Chinese tech stocks have been among the most disappointing names on Wall Street and their home market in the post-COVID era. The economic slowdown in China, along with a lack of government stimulus made it an uphill battle for these tech companies to post any meaningful growth. Instead, the government cracked down on these tech companies for various reasons.
However, the landscape has shifted significantly in recent months. The Chinese government is now waking up as its overly restrictive policies have caused enormous damage to its stock market and it is now turning to stimulating measures. Xi Jinping recently met with tech leaders and China established a 60 billion yuan AI industry investment fund at the start of this year.
That’s not a lot when you compare it to something like Stargate, but it’s much better than being hostile to tech companies. Chinese tech companies themselves are quite profitable and can collectively invest hundreds of billions in AI and data centers over the coming years. Most of them are trading at bargain-basement prices, so snapping them up now could lead to triple-digit gains. Here are three Chinese tech stocks to look into:
Baidu (NASDAQ:BIDU) is China’s Google, but it trades at just 9 times its earnings. It is down 74% from its 2021 peak but it has been slowly turning the corner and investors are warming up to the company.
In the best-case scenario, BIDU could make a sharp recovery like it did in late 2020. Q4 2024 revenue fell 2% year-over-year to $4.68 billion, but AI Cloud revenue grew significantly by 26% year-over-year to $974 million. ERNIE AI handled approximately 1.65 billion API calls daily in December 2024 and external API calls increased 178% quarter-over-quarter.
Wall Street doesn’t like the report due to the top-line decline, but I still think this is a good long-term bet on China’s tech revival. Baidu is transitioning from an internet-centric to an AI-first business model, and once its core business also starts recovering, the growth numbers will look solid.
Lenovo (OTCMKTS:LNVGY) has a good reputation outside of China and unlike other Chinese tech companies, it has avoided any meaningful scrutiny in the West. The company could follow in the footsteps of Xiaomi (OTCMKTS:XIACY) as it is expanding significantly into all sorts of electronics globally and is focusing more on AI.
The company increased its R&D investment by 14% to $621 million and just reported Q3 FY24/25 results with revenue growing 20% year-over-year to $18.8 billion and net income more than doubling to $693 million. On top of that, it received a non-recurring income tax credit of $282 million in Q3.
Infrastructure Solutions Group (ISG) saw a 59% revenue increase in Q3 as China’s server demand has been explosive.
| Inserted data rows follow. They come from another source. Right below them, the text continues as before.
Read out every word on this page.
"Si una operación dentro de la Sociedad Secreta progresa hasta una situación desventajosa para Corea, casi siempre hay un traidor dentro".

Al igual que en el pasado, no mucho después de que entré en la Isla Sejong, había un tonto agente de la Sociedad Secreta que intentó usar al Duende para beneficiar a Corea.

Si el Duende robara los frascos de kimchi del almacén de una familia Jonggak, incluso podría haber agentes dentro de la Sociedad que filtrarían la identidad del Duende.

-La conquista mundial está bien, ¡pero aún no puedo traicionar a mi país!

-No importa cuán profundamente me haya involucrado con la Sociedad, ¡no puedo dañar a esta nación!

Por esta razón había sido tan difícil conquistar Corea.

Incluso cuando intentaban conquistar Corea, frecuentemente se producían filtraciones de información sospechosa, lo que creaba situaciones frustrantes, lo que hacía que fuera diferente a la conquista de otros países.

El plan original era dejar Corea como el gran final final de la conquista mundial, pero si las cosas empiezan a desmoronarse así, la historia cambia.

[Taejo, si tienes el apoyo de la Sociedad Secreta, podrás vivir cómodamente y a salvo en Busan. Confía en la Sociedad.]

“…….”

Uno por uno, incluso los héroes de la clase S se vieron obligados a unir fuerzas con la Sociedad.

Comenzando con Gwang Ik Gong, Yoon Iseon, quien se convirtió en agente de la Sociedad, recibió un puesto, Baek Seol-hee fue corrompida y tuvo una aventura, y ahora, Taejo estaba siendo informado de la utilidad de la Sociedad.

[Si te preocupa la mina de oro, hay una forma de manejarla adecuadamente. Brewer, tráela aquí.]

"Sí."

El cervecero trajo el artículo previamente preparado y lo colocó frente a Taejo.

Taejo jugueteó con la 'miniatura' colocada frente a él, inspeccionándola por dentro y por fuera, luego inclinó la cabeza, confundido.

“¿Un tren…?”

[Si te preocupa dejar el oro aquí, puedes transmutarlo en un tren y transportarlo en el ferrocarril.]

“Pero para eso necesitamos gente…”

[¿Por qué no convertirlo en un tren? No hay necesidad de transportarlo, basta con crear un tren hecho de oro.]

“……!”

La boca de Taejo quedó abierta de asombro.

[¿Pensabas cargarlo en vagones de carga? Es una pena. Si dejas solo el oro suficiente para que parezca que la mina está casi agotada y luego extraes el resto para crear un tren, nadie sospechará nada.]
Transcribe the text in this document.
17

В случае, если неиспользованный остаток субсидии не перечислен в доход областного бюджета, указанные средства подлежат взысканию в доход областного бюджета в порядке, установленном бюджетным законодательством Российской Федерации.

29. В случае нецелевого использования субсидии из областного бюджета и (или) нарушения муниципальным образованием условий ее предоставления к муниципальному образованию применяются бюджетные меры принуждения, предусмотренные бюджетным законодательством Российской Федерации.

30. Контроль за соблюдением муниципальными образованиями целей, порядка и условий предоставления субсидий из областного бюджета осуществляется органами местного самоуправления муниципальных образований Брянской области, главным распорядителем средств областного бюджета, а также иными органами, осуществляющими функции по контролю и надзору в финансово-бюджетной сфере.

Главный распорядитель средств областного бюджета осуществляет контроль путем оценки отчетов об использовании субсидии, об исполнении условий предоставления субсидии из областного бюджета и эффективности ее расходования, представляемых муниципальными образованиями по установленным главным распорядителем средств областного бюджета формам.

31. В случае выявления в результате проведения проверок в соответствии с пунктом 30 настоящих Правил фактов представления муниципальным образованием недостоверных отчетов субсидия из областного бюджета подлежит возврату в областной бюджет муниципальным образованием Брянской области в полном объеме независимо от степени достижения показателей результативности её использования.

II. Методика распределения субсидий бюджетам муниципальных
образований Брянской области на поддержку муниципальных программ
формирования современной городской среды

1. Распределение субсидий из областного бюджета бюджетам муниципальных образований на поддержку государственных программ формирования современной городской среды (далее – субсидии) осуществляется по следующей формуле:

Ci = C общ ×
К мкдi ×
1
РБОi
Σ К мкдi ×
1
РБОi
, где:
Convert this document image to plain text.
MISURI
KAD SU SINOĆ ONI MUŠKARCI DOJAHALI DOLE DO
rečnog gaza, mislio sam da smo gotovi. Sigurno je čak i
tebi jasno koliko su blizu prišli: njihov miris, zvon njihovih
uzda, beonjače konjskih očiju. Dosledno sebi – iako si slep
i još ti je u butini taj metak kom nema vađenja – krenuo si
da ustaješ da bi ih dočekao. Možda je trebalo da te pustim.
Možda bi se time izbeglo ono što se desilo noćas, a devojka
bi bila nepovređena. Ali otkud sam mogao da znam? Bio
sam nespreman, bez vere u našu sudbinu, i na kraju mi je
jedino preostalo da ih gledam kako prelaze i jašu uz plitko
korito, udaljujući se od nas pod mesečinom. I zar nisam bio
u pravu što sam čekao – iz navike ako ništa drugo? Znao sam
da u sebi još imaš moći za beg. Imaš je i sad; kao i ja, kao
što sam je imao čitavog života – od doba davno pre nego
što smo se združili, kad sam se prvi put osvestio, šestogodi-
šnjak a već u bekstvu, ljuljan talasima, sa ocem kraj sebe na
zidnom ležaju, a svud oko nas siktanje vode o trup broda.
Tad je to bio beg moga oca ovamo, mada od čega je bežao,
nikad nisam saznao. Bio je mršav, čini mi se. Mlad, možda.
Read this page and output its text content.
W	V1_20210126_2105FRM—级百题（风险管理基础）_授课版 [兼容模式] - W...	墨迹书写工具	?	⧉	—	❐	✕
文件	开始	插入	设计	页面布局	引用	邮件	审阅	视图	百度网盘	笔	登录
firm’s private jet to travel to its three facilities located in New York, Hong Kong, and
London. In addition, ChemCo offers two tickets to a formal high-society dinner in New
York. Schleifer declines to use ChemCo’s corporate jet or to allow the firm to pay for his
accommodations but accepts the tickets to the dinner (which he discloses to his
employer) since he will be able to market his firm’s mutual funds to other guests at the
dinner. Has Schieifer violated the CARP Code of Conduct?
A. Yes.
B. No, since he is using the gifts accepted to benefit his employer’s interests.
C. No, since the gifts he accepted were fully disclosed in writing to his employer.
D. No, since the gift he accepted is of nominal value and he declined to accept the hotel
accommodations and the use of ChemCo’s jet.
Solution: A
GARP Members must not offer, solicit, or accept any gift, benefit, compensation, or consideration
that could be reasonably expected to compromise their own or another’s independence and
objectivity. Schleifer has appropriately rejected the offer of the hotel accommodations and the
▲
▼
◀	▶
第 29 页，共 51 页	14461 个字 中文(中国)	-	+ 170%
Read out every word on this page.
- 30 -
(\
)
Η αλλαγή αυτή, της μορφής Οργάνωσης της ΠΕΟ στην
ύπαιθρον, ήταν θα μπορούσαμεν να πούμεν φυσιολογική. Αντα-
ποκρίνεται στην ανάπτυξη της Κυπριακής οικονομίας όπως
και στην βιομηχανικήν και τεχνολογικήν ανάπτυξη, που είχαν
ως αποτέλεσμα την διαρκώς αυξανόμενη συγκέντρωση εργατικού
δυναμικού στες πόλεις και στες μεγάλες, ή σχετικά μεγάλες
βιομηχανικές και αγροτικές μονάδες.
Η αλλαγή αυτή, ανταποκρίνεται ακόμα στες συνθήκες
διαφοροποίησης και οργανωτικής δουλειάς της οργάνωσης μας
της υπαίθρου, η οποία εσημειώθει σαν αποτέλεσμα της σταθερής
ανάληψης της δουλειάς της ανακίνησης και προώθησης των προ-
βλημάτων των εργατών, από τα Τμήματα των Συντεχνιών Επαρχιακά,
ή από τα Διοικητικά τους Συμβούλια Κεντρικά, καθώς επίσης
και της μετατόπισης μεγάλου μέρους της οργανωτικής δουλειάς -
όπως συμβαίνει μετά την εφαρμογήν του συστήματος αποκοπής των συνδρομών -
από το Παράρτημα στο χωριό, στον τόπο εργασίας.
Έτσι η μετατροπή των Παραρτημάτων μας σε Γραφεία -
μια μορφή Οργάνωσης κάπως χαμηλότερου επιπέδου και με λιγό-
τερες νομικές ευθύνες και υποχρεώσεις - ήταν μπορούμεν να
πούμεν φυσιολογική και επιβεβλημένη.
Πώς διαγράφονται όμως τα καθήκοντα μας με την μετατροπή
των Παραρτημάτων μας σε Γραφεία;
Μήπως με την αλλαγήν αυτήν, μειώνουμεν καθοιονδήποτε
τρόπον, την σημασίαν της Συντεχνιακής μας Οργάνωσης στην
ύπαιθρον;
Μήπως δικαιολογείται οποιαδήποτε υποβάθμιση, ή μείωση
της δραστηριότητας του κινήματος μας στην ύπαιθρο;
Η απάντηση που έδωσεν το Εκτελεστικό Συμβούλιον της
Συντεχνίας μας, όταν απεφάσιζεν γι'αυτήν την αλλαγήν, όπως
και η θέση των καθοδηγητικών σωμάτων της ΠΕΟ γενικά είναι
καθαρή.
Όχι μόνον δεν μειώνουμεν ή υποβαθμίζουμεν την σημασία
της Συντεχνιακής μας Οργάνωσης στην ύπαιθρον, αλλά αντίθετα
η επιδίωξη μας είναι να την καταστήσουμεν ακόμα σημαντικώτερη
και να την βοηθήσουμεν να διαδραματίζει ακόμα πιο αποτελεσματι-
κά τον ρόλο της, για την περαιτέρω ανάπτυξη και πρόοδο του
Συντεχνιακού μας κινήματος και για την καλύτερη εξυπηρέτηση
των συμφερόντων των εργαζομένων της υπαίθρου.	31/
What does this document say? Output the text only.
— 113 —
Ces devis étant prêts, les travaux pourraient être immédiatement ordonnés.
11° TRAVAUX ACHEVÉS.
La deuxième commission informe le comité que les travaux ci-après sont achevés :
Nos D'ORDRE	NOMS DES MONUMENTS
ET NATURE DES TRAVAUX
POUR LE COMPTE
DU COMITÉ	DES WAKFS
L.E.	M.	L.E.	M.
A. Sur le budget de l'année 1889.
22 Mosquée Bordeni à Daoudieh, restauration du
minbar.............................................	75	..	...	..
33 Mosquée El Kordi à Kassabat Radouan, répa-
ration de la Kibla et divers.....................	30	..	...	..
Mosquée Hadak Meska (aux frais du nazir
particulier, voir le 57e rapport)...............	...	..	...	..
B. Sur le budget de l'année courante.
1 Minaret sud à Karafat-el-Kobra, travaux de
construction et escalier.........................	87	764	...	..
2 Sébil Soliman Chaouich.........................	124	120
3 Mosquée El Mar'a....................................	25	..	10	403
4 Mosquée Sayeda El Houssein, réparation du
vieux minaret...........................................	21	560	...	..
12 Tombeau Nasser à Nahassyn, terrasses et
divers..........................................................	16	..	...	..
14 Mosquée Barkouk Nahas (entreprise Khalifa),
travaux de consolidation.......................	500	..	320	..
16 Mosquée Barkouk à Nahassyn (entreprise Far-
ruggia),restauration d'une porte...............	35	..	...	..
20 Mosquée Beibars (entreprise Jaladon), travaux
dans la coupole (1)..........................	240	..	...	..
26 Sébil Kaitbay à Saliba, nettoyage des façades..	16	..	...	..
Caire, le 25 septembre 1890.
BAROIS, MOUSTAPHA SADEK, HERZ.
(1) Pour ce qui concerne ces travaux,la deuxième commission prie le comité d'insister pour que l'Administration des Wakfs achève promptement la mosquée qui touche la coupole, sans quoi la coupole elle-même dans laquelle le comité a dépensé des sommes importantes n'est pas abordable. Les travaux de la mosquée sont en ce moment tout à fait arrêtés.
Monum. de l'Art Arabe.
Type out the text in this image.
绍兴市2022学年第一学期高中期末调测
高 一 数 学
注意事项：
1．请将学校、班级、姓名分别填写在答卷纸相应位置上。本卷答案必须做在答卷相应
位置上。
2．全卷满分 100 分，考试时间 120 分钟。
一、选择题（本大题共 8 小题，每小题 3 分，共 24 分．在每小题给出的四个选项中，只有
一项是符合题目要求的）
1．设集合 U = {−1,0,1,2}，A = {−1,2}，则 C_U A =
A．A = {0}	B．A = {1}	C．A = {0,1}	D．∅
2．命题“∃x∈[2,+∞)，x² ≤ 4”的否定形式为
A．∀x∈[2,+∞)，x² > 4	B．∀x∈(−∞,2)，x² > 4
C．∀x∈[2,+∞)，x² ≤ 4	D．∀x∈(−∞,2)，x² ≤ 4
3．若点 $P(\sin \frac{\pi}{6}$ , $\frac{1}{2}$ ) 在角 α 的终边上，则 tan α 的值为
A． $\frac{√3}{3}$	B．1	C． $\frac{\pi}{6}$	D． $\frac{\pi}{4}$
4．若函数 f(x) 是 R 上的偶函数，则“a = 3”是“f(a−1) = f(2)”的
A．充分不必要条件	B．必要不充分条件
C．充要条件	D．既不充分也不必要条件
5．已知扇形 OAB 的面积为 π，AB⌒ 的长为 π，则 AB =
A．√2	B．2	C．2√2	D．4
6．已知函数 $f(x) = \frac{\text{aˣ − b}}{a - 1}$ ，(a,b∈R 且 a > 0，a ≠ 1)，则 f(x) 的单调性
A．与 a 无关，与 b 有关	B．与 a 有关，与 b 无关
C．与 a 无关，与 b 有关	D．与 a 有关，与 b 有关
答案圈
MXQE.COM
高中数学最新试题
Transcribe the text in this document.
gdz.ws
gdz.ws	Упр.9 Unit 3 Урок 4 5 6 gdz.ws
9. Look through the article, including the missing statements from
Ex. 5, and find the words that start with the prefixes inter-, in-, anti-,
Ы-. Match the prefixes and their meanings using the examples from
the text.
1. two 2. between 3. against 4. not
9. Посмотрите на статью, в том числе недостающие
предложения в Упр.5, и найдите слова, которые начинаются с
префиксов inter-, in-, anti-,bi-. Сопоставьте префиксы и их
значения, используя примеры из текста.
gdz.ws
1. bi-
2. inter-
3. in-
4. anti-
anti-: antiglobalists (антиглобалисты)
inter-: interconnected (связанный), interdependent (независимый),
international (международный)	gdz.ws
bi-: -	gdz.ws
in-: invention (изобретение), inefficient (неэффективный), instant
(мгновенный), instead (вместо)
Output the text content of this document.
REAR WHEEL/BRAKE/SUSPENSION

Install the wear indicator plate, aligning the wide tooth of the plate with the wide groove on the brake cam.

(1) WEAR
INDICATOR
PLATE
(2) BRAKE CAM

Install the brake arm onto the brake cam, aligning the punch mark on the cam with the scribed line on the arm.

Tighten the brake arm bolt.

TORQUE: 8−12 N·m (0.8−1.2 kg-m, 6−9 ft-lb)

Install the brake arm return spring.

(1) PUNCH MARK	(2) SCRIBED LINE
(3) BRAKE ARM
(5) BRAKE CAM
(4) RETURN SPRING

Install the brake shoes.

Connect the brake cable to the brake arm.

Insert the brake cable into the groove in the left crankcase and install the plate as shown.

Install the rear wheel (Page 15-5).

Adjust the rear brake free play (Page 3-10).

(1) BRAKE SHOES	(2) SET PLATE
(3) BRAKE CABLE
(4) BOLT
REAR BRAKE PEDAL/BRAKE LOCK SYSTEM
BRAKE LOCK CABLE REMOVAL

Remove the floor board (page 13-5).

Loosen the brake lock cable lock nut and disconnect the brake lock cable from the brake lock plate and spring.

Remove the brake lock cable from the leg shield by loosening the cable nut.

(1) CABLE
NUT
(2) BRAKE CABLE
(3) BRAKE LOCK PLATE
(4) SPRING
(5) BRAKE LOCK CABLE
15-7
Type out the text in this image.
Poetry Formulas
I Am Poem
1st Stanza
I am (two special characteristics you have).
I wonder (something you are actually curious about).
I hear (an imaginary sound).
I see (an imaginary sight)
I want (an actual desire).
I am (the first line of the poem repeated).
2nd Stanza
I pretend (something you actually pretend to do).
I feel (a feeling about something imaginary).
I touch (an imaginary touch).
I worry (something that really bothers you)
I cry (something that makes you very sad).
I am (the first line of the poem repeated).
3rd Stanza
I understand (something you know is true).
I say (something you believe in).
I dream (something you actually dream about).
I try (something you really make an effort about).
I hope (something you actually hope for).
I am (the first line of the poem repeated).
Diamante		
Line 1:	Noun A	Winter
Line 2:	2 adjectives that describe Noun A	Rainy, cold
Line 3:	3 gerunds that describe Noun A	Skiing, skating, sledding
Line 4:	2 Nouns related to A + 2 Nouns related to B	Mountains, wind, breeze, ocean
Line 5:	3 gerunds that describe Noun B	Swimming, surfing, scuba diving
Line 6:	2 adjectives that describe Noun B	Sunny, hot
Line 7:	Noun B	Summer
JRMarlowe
CEO Yang Yuanqing projects AI PCs will account for 25% of Lenovo's shipments by 2025 and potentially 80% by 2027.
Analysts expect the pace of growth to stick around, and considering you’re paying just 0.3 times forward sales and 17 times forward earnings, the stock could easily deliver triple-digit gains.
LNVGY also comes with a 3.1% dividend yield.
Alibaba (NYSE:BABA) has been trading sideways for well over two years and only recently started to deliver some gains. High-profile investors David Tepper and Michael Burry are betting on this stock.
The impact of DeepSeek could keep the stock elevated this time around. There’s a good chance BABA stock could finally start recovering meaningfully as it walks in Amazon’s (NASDAQ:AMZN) footsteps. Alibaba is investing heavily in capturing China’s AI and data center market and even has its own AI models, which it claims are better and more efficient than DeepSeek.
It has also started to accelerate its top-line growth. Total revenue increased 8% year-over-year to RMB 280.15 billion ($38.38 billion). Net profit reached RMB 48.945 billion ($6.72 billion), and Taobao and Tmall Group customer management revenue grew 9% year-over-year to RMB 100.79 billion. International Digital Commerce Group surged 32% to RMB 37.76 billion, and Cloud Intelligence Group revenue grew 13% year-over-year to RMB 31.74 billion.
Alibaba expects its cloud revenue to accelerate. BABA stock also comes with a 1.6% dividend yield.